Kennedy believes there is good reason why large gaps in income affect the health of more than just the very poor. He said growing income inequality - a sharp trend in the United States since the early 1980s - results in a breakdown of social cohesion, increased competition for scarce resources and greater levels of stress and frustration, and then to poorer health.

Some economists and physicians said they are skeptical that stress from economic circumstances causes major health problems, particularly among middle-income Americans. And a correlation between income inequality and high mortality rates does not mean a cause-and-effect relationship, they said.

"I find it hard to believe that stress gives middle-income heads of households a higher rate of health problems," said John Liu, a health economist with the Heritage Foundation, a conservative think tank in Washington.

Kennedy argued that the finding "shows that trickle-down economic policies don't work.
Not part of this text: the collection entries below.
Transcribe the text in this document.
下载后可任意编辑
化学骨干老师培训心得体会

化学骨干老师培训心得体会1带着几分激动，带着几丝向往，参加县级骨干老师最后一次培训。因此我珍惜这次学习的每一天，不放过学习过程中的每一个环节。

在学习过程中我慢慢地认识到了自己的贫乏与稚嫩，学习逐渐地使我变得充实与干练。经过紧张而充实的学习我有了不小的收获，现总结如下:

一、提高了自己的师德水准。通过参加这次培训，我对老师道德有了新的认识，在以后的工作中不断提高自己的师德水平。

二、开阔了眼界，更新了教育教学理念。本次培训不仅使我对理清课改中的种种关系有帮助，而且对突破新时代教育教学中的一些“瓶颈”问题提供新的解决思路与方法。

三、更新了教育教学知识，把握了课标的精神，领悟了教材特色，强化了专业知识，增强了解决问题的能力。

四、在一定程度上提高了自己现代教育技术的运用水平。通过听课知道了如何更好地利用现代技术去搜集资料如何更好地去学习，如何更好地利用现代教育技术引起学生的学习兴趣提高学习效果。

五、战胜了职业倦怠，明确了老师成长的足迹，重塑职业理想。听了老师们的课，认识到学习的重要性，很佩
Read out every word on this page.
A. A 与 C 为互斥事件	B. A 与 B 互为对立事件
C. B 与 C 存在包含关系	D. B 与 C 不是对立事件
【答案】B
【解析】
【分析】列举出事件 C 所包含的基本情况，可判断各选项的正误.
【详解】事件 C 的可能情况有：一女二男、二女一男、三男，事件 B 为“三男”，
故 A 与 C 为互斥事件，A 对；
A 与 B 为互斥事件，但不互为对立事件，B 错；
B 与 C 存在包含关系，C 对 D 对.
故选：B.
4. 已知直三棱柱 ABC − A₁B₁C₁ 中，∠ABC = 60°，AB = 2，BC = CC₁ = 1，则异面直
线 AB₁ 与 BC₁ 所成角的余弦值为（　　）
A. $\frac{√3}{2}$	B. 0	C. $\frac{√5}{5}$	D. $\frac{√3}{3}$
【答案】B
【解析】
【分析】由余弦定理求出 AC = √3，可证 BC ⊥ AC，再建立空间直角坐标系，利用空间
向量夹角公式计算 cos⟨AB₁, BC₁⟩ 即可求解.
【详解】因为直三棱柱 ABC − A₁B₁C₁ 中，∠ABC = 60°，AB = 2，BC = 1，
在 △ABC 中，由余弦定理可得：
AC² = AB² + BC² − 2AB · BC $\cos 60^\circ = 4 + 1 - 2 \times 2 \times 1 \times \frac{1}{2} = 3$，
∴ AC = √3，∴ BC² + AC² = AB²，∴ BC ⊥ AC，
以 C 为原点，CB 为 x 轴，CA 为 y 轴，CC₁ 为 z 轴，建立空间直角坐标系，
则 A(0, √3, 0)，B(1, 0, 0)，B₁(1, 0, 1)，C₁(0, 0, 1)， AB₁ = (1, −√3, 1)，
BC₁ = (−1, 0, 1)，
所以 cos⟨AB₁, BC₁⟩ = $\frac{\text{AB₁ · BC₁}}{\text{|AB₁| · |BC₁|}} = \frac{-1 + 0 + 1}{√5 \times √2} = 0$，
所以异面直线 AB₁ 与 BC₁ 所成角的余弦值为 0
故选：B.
The notion that a rising tide raises all boats doesn't hold if there is a substantial discrepancy in how wealth is shared. A lot of people are drowning."

The two studies could not tease apart how disparities in income correlated with the health status of specific income sub-groups. However, Kennedy said, the effects on health were too large to have been confined to poor people; he added that both studies controlled for the known effects of poverty on health.

Both studies also controlled for, or took into account, other possible confounding factors such as smoking and drinking rates, household income and household size.

"This effect on health wasn't just happening to poor people; middle-class people were affected too," said George A. Kaplan, chief of the human population laboratory for the California Department of Health Services in Berkeley, Calif., and lead author of the other study. "When we accounted for income differences, there was still a strong relationship between income inequality and mortality rates."

Kaplan and his colleagues also found that states such as Mississippi, Louisiana, Alabama and Kentucky that had the largest discrepancies in income also had the highest mortality rates. In contrast, states such as New Hampshire, Vermont, Wisconsin and Utah that had the least income disparities had the lowest rates. Massachusetts ranked in the middle in income inequality and mortality rates.

"We found that the most unequal states had the poorest educational outcomes and the fewest number of social services," Kaplan said.

While arriving at the same conclusion, the two studies used different measures of income distribution. Kaplan's group measured how much of total household income goes to people in the bottom half of the population. It found that in states where the bottom half gets less of the pie, mortality rates were highest.

In the Harvard study, researchers used a measure known as the "Robin Hood index" to determine income distribution. It approximates the share of income that would have to be transferred from those above the mean to those below to achieve equal distribution of income. The higher the index, the less equal is the income distribution.

"The US Robin Hood index is one of the highest in the developed world; i.e. one of the most unequal," Kennedy said. "And that may explain why, despite the fact that we are the wealthiest nation in the world and we spend more on health than any other nation, we are among the highest in the developed countries in rates of infant mortality, homicide and other mortality measures."